Il dépasse l'apaisement des souffrances intérieures pour toucher à la dimension du sens de la vie, de l'existence. Ce qualificatif "existentiel" peut prêter à confusion dans la mesure où il relève du registre philosophique et phénoménologique, mais nous osons cet emploi pour signifier le dépassement de la problématique psychologique que nous souhaitons pour notre recherche. Plus que le sentiment d'exister, il procure une plénitude, un bien-être, par la compréhension du parcours de vie et la reconnaissance par l'autre que "ma vie a un sens, elle a du prix". Cette fonction synthétise les médiations de signification et de but, contribuant à l'émergence du sens, la compréhension du parcours et l'inscription du projet dans l'histoire de la personne et donc, dans son existence. Nous l'avons mise en exergue dans notre étude parce qu'elle nous a semblé se dégager d'elle-même, et qu'elle ne nous semblait pas suffisamment prise en compte dans les lectures plus "psychologisantes" que nous avons faites. Cette fonction a d'autant plus d'importance que le sujet se trouve dans une situation intérieure confuse, ayant traversé des épreuves personnelles douloureuses, comme un licenciement difficile, la séparation d'avec son compagnon, la contrainte d'une reconversion professionnelle pour des raisons de santé, la difficulté de se réinsérer dans une région inconnue etc. 935 En dégageant à nouveau du sens dans son parcours, la personne retrouve une assise, sur laquelle elle peut reconstruire un projet, et cet appui confère une assurance ou une réassurance pour aller vers l'inconnu d'une nouvelle activité.
Sans comparaison possible avec la pratique psychanalytique, dont les moyens et les finalités sont différents, l'action du conseiller peut bien sûr "se répercuter sur l'inconscient", comme le dit Paul, soulignant par là, un des effets de toute relation interpersonnelle que représente le transfert. Quelques témoins ont d'ailleurs fait des essais d'analogie entre cet appui touchant à l'existence et la psychanalyse qui, dépassant l'apaisement des souffrances, est un des modes "que l'homme a de poser la question de son existence" 936 . Au-delà des effets thérapeutiques de toute relation interpersonnelle, qu’elle soit d’aide ou autre, il est intéressant de souligner ce parallèle, qui confirme de manière indirecte la composante existentielle de la relation d'orientation. Léa a souligné l'intensité de lecture et de visualisation qu'apporte le déroulement chronologique de l'histoire de vie, à la différence de la psychanalyse, dont la logique repose sur l'émergence plus morcelée des signifiants de l'inconscient : "C'est aussi encore des petits morceaux de vie... qui éclairent ton histoire mais d'abord tu dis, pas tout, t'éclaires pas tout et puis ça se fait par morceaux aussi, c'est encore des petits patchworks que tu amènes et puis tu te débrouilles avec ça. Alors que là, dans ce bilan, tu commences du plus tôt possible jusqu'à aujourd'hui, donc il y a ce fil là qui se voit ".

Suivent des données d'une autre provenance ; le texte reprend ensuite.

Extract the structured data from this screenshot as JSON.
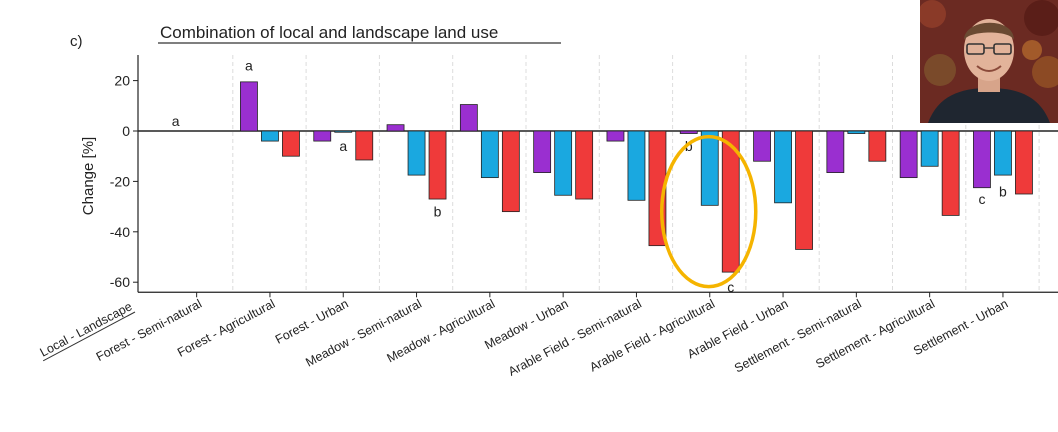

Cet appui existentiel semble être la pierre angulaire de la relation d'orientation, car, à moins qu'il ne soit pas indispensable à la personne, celle-ci ayant antérieurement, par elle-même ou dans le cadre d'un accompagnement spécifique, dénoué les fils de son histoire personnelle, son absence a des répercussions sérieuses sur l'avancée du processus d'élaboration de projet 937 . Quand la dynamique interne existentielle est affaiblie, la personne offre moins de résistances aux aléas de la vie, et si la relation d'orientation ne réussit pas à l'affermir, le processus d’élaboration de projet est fortement compromis.
Cet appui ne représente pas non plus une action en soi du conseiller, dans le sens où il apporterait une connaissance ou une force nouvelle, extérieure à la personne ; son rôle consiste, dans un dialogue, à faire émerger, chez le sujet et par lui-même, au travers de son parcours, le sens de sa vie dont il a une conscience diffuse.

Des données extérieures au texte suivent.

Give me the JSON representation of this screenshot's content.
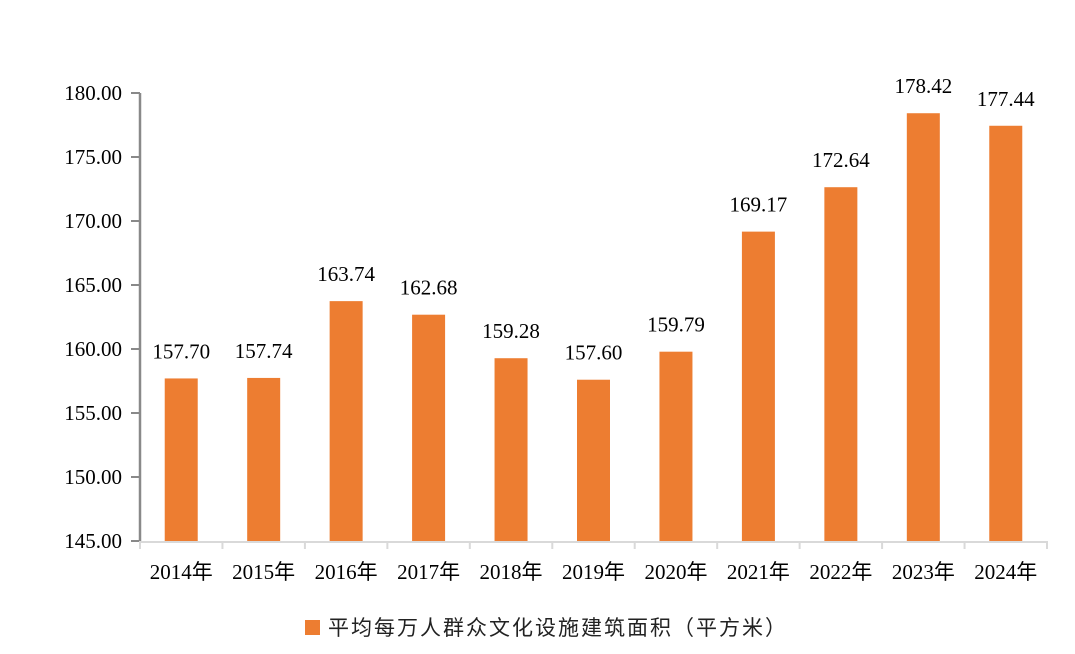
{
  "chart_data": {
    "type": "bar",
    "title": "",
    "xlabel": "",
    "ylabel": "",
    "categories": [
      "2014年",
      "2015年",
      "2016年",
      "2017年",
      "2018年",
      "2019年",
      "2020年",
      "2021年",
      "2022年",
      "2023年",
      "2024年"
    ],
    "series": [
      {
        "name": "平均每万人群众文化设施建筑面积（平方米）",
        "color": "#ED7D31",
        "values": [
          157.7,
          157.74,
          163.74,
          162.68,
          159.28,
          157.6,
          159.79,
          169.17,
          172.64,
          178.42,
          177.44
        ],
        "labels": [
          "157.70",
          "157.74",
          "163.74",
          "162.68",
          "159.28",
          "157.60",
          "159.79",
          "169.17",
          "172.64",
          "178.42",
          "177.44"
        ]
      }
    ],
    "ylim": [
      145,
      180
    ],
    "yticks": [
      "145.00",
      "150.00",
      "155.00",
      "160.00",
      "165.00",
      "170.00",
      "175.00",
      "180.00"
    ],
    "grid": false,
    "legend_position": "bottom"
  },
  "legend": {
    "label": "平均每万人群众文化设施建筑面积（平方米）"
  }
}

D'après le tableau 17 "Apport de la MIFE" en annexe, on peut dire que cet appui a été effectif pour neuf personnes, plus marqué pour Claire, Pauline, Léa, Liliane, Judith et Mathilde, pour lesquelles il a contribué à des révélations ou des confirmations fortes sur leur vie.
JacquesLACAN, Le séminaire, Livre XI, Les quatre concepts fondamentaux de la psychanalyse, Paris, Seuil, 1973, p. 239. A la différence de la religion — autre mode dont dispose l'homme de poser cette question de l'existence —, qui pour Lacan, relève de la croyance et sous-tend l'aliénation - concept s'opposant à celui de séparation -, la psychanalyse se rapprocherait de la science par son indifférence à ce type de question.
Rappelons pour mémoire les exemples de Nathalie, Marc, Géraldine, Mathieu, dont le projet est en cours, et ceux d'Alain et de Jeanne, qui ont abandonné leur projet initial.